Avec sa plus récente offrande, Christopher Nolan contredit la célèbre phrase d’Yvon Deschamps qui dit « on ne veut pas le savoir, on veut le voir ». Car avec Oppenheimer, le réalisateur parvient à présenter un film de guerre qui ne montre pas du tout la guerre. Ça n’empêche pas qu’on en ressent les horreurs et qu’on y voit le pire de certains hommes.
Facile, avec des décennies de perspective et de détachement, de comprendre à quel point une nation qui détient l’arme nucléaire peut être dangereuse pour le reste de l’humanité. Pourtant, quand celle-ci a été développée, dans un village western isolé dans le désert du Nouveau-Mexique, ses pères étaient convaincus que l’arme atomique serait si effrayante qu’elle empêcherait toutes les guerres à venir.

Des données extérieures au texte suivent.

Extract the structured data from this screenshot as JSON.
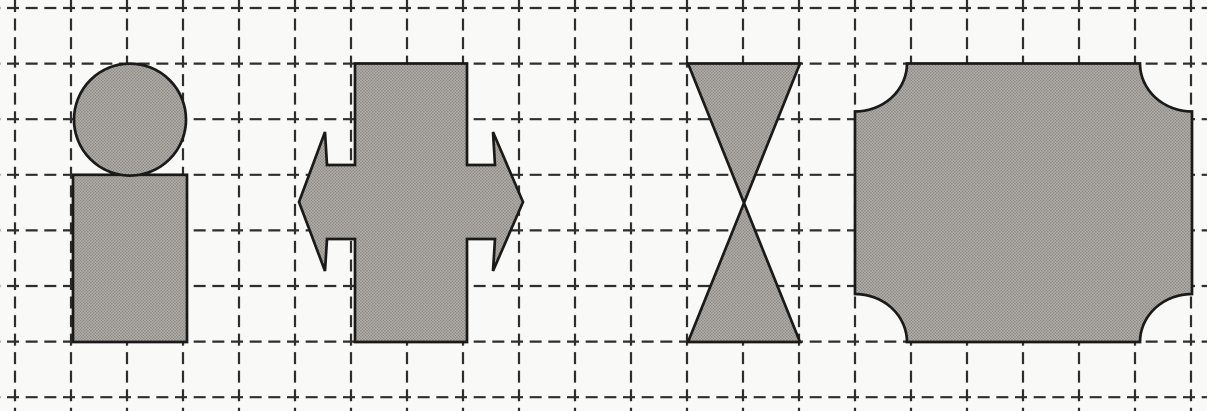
{
  "figure": {
    "description": "Scanned worksheet figure: dashed square grid with four gray symmetric shapes",
    "canvas": {
      "width": 1207,
      "height": 411
    },
    "background_color": "#f9f9f7",
    "grid": {
      "line_color": "#2e2e2e",
      "line_width": 2.2,
      "dash_length": 12,
      "x_origin": 15,
      "y_origin": 8,
      "cell_width": 56,
      "cell_height": 55.6,
      "vertical_lines": 22,
      "horizontal_lines": 8
    },
    "shape_style": {
      "fill_base": "#b0ada8",
      "fill_dot": "#827f7a",
      "outline_color": "#1a1a1a",
      "outline_width": 2.7
    },
    "shapes": [
      {
        "id": "circle-on-rectangle-shape",
        "label": "circle (2-cell diameter) stacked on a 2x3-cell rectangle",
        "elements": [
          {
            "type": "rect",
            "x": 73,
            "y": 174.8,
            "width": 114,
            "height": 167.2
          },
          {
            "type": "circle",
            "cx": 130,
            "cy": 119.6,
            "r": 56
          }
        ]
      },
      {
        "id": "bar-with-double-arrow-shape",
        "label": "vertical 2x5-cell bar merged with a horizontal two-headed arrow",
        "elements": [
          {
            "type": "polygon",
            "points": "355,63.5 467,63.5 467,165 495,165 493,132 523,202 493,271 495,239 467,239 467,342 355,342 355,239 327,239 325,271 299,202 325,132 327,165 355,165"
          }
        ]
      },
      {
        "id": "hourglass-shape",
        "label": "two 2-cell-wide triangles meeting at a center point",
        "elements": [
          {
            "type": "polygon",
            "points": "688,63.5 800,63.5 744,203"
          },
          {
            "type": "polygon",
            "points": "744,203 688,342 800,342"
          }
        ]
      },
      {
        "id": "concave-corner-rectangle-shape",
        "label": "6x5-cell rectangle with concave quarter-circle corners",
        "elements": [
          {
            "type": "path",
            "d": "M 907 63.5 L 1140 63.5 A 52 48 0 0 0 1192 111.5 L 1192 294 A 52 48 0 0 0 1140 342 L 907 342 A 52 48 0 0 0 855 294 L 855 111.5 A 52 48 0 0 0 907 63.5 Z"
          }
        ]
      }
    ]
  }
}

L’enfer est pavé de bonnes intentions, dit-on. S’ils avaient su…
Oppenheimer n’est pas un divertissement – c’est une capsule historique qui nous explique la course à l’armement nucléaire de la Seconde Guerre mondiale; d’abord contre les Nazis, puis contre les Russes, mais surtout dans l’espoir d’arrêter le conflit avec un Japon qui n’est pas près de capituler.
Déjà, au moment même de la conception de la bombe atomique, ses usages et les répercussions de sa création divisaient la communauté scientifique – Nolan réussit bien à illustrer ces divergences, dont les craintes, mais aussi la naïveté des différents individus ayant assisté de près ou de loin à la naissance «d’un nouveau monde», comme le dira l’un des personnages.
C’est donc un long-métrage biographique qui présente dans toute sa complexité l’un des héros du conflit qui, après son heure de gloire, a connu une chute brutale et injustifiée. Dans le genre, Oppenheimer se classe aux côtés des excellents Imitation Game (Morten Tyldum) et de A Beautiful Mind (Ron Howard).
Connu comme le « père de la bombe atomique », J. Robert Oppenheimer a été célébré au lendemain des attaques sur Hiroshima et Nagasaki, mais plus tard répudié pour des raisons qu’on apprendra au fur et à mesure que le film se déroule.
À noter ici que Nolan use énormément des sauts dans le temps et que, malgré des repères visuels nous permettant de situer chaque scène dans la trame narrative, un spectateur peu attentif ou somnolent pourrait s’y perdre. Car Oppenheimer est un film ambitieux et à la hauteur de ce qu’on en attendait, pour tant soit peu qu’on y accorde l’entièreté de notre attention, et surtout de notre concentration.
Le jeu en vaut toutefois la chandelle, car l’œuvre cinématographique est phénoménale. On en ressort soufflé par le récit, par le jeu des personnages, par l’attention apportée aux détails, bref, par l’ambition du projet.
Collection de statuettes à prévoir
S’il n’a pas réussi à faire exploser le box-office parce qu’une certaine bombe blonde est débarquée en salles au même moment, Oppenheimer s’impose d’ores et déjà comme le meneur dans la course aux prix.
Il est facile de penser que le long-métrage sera nommé, puis récompensé comme le meilleur film de l’année dans les plus prestigieux galas.
Pour sa part, Cillian Murphy sera sans aucun doute mis en nomination pour le meilleur acteur étant donné sa performance magistrale : malgré l’impressionnante distribution du film, c’est l’interprète du rôle-titre qui porte tout sur ses épaules, et ce, avec une grande justesse. On peut facilement parler ici du rôle de sa vie.
On imagine aussi que le travail de Robert Downey Jr., dans le rôle de l’énigmatique Lewiss Strauss, sera souligné.
On croit toutefois que la confrontation Barbenheimmer se reproduira du côté des statuettes, car Ryan Gosling dans Barbie ne laisse pas non plus sa place comme meilleur acteur de soutien.